Había llegado a la puerta de su cuarto y se quedó unos momentos allí plantada, sin abrirla, sin sentir nada, como si se hubiese convertido en madera y sólo quedase viva en su cabeza la ruedecilla del razonar.

«Yo pensaba que había entrado en la Audiencia por casualidad. Pero no fue así. Entró porque le llevó su conciencia. Él mató a Antón. Por eso pagó a mi abogado y por eso, cuando vio que la absolución no servía de nada, se empeñó en casarse conmigo».

Mariana dio vuelta al picaporte y entró en su dormitorio. Las maderas de los balcones estaban aún abiertas, y las cortinas, descorridas. La luz que entraba de fuera era blanca y fría. Los copos que flotaban ante los cristales parecían negros por contraste con el fondo de nieve recién cuajada. En la chimenea, el fuego casi agotado apenas tenía un leve fulgor rojizo. Mariana había perdido la noción de donde se encontraba. Estaba sólo pendiente, en angustiosa espera, del dolor que sin duda sentiría dentro de un instante, el dolor de la puñalada que acababa de recibir.

El candelabro pesaba tanto en sus manos que, sin darse cuenta, para sostenerlo lo apretaba contra el pecho. Pero no se le ocurría soltarlo.

«Yo lo sabía ya. Lo sabía hace tiempo. Sabía que esto tenía que terminar así. Sabía que querer a este hombre sería mi desgracia. Ahora tengo que irme de aquí. Tengo que irme en seguida».

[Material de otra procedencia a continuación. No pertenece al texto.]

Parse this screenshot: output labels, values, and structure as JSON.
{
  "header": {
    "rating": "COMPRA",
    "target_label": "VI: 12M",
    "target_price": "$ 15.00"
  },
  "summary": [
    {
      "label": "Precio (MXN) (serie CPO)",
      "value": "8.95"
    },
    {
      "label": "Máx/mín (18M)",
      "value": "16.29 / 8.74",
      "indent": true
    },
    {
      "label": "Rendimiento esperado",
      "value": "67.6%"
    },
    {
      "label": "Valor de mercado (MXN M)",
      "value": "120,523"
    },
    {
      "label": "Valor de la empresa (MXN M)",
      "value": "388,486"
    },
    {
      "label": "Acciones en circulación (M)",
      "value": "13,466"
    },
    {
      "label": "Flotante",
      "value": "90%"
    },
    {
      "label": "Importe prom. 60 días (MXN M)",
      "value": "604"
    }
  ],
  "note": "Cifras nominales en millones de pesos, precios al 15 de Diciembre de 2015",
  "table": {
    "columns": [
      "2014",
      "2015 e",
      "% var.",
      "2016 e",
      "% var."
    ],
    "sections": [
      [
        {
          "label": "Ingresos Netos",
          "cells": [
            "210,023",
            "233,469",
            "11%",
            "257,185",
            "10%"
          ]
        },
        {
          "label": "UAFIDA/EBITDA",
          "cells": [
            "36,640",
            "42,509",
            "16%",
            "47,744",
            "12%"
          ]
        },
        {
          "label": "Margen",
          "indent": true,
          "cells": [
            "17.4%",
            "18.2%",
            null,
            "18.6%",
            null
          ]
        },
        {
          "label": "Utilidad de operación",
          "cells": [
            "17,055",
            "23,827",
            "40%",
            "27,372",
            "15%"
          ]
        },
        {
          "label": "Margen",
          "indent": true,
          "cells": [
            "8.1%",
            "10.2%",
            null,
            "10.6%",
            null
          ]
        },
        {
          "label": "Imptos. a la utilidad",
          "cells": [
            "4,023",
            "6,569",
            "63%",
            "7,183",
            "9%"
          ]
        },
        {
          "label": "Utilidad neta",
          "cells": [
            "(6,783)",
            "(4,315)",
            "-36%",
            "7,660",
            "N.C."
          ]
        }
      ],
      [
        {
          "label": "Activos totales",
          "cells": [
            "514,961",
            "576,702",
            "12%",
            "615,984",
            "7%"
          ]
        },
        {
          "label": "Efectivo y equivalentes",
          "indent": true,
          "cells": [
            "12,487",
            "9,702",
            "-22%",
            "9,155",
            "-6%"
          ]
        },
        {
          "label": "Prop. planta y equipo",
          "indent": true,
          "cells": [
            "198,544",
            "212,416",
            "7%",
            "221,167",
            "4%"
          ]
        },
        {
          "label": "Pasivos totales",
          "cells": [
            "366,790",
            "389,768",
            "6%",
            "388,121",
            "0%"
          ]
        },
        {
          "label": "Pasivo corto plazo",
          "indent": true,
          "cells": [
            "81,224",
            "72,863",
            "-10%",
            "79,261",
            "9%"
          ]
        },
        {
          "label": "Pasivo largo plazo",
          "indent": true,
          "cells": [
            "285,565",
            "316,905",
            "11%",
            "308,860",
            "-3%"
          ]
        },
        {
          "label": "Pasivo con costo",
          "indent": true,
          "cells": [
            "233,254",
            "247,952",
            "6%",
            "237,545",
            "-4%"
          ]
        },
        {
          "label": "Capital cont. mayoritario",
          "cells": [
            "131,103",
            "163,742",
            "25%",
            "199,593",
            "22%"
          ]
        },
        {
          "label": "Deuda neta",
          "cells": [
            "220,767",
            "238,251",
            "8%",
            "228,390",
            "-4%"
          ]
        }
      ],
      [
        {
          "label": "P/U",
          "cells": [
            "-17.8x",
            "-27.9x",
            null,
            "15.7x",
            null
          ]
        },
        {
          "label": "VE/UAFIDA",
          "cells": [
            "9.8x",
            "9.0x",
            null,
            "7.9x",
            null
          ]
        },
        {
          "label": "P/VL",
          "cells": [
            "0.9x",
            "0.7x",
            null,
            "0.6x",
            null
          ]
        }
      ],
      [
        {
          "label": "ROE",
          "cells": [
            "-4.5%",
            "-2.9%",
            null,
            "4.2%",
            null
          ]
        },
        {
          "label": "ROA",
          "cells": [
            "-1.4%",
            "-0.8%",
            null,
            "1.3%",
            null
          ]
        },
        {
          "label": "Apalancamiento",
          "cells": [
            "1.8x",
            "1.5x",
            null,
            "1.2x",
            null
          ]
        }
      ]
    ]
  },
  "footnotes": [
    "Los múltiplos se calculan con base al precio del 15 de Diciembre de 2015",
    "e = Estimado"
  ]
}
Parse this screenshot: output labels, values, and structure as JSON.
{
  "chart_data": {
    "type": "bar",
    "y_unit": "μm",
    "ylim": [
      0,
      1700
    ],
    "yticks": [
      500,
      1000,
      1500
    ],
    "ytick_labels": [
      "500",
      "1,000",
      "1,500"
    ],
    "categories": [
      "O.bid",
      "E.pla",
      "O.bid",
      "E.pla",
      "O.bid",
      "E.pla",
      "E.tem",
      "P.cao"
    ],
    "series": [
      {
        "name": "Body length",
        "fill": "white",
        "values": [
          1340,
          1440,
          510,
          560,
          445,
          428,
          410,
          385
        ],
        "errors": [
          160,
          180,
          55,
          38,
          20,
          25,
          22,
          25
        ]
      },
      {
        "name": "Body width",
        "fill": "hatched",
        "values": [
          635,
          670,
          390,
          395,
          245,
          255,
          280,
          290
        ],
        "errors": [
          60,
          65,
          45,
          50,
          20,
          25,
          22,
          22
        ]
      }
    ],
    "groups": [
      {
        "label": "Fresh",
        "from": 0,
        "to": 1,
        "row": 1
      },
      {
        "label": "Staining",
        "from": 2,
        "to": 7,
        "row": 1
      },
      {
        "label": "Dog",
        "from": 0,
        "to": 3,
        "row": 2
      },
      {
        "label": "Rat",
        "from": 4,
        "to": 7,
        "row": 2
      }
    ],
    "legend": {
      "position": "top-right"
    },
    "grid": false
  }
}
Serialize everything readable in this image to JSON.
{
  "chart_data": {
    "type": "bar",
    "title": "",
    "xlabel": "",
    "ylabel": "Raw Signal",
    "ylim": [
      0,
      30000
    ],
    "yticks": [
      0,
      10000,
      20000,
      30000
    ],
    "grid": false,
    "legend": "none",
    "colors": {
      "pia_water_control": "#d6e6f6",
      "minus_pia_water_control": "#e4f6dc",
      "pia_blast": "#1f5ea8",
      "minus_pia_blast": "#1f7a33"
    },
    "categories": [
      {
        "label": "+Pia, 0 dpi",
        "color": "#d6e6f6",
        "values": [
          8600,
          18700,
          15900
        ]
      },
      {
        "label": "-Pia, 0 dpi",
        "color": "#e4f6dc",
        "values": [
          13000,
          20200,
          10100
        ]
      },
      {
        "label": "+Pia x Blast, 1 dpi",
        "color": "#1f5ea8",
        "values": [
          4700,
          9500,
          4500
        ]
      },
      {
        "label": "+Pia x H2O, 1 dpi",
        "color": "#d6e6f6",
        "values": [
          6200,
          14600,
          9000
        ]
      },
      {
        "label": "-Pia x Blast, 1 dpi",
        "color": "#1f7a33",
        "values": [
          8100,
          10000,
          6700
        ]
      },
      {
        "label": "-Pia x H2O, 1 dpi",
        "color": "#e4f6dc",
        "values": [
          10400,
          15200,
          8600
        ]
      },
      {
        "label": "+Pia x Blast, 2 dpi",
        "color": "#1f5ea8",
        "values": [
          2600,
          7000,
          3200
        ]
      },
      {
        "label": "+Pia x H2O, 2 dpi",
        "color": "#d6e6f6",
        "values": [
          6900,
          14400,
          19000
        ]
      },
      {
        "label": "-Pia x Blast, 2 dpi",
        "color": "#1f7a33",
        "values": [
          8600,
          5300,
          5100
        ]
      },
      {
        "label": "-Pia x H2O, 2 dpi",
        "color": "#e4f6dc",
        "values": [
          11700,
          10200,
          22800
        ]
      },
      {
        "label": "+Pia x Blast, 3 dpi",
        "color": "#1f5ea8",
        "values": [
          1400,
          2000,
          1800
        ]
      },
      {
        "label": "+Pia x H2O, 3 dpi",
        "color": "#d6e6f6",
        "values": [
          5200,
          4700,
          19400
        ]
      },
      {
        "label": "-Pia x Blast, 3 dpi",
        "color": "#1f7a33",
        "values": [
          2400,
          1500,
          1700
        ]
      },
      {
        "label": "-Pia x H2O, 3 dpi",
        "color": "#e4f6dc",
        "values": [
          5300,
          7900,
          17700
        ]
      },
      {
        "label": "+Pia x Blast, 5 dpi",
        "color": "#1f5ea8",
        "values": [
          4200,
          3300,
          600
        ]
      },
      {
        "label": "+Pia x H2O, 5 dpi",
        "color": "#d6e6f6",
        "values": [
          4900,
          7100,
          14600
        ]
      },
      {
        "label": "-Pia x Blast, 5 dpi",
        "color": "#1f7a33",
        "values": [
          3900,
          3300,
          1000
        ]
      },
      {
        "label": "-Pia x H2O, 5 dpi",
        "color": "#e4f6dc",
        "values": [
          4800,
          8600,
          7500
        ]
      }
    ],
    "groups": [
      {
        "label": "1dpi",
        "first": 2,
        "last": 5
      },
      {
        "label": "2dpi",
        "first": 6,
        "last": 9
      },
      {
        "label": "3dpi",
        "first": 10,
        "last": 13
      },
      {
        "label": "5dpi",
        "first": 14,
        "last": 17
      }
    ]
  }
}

Su mente recorrió los armarios, se preguntó por las maletas —¿dónde estarían?—, se detuvo en pequeños detalles prácticos. Pero todo aquello no era real todavía, no se traducía en ningún movimiento, porque faltaba un trámite previo indispensable: el dolor. No podía arrancarse a Roque sin sufrir, y todavía no había sentido nada…

Los ángulos de la plata del candelabro se clavaban, a través del vestido, en la carne de su pecho, y ella seguía mirando al mundo exterior, que, casi de pronto, se había quedado sin luz. Ya los copos no eran negros ni la nieve caída era blanca. Ya todo era gris y yerto.